My problem- since fragment shaders run in parallel, the layers aren't rendered sequentially. The browser attempts to render all layers in parallel, and then composite them together, meaning that the source texture for a given layer's parent layer is empty when the shader executes. As a result, there is no way to composite in data from the prior layer. I can tell that binding and rendering work in a broad sense given that I am able to preserve the composite texture after everything is rendered and use it on a subsequent frame, but that's not what I am looking for.
My question - how can I force WebGL to rasterize a given framebuffer so that I can immediately use it as a texture?
I think the only two APIs that are available to you are flush and finish.
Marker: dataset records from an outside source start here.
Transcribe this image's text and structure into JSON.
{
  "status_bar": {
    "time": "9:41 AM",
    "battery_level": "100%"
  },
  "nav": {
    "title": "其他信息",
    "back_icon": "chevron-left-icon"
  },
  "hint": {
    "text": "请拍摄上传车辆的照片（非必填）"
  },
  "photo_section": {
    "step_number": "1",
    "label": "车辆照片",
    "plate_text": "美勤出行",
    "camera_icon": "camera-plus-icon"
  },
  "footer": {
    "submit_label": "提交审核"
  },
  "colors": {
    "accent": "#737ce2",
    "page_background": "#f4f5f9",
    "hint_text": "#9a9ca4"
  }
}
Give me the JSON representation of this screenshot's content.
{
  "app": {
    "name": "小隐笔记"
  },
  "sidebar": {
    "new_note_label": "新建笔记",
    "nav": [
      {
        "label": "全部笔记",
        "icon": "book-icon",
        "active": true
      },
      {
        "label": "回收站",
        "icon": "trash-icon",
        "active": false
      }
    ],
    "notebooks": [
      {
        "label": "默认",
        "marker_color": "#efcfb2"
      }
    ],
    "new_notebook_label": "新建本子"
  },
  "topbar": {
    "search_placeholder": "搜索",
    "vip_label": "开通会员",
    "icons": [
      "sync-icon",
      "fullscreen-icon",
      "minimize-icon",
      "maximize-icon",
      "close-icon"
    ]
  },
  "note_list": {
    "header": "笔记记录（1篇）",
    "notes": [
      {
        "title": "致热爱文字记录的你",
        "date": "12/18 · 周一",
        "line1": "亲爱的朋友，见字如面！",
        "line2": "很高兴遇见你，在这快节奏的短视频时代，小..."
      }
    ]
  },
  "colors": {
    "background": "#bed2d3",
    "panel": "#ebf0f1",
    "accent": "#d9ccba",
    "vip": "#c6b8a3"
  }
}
From what I remember they don't work exactly as expected in a browser. But you can give it a try.
The WebGLRenderingContext.flush() method of the WebGL API empties different buffer commands, causing all commands to be executed as quickly as possible.
The WebGLRenderingContext.finish() method of the WebGL API blocks execution until all previously called commands are finished.
Edit: If those doesn't do what you expect, then you can probably do a minimal readPixels call which will hold for the pipeline to complete.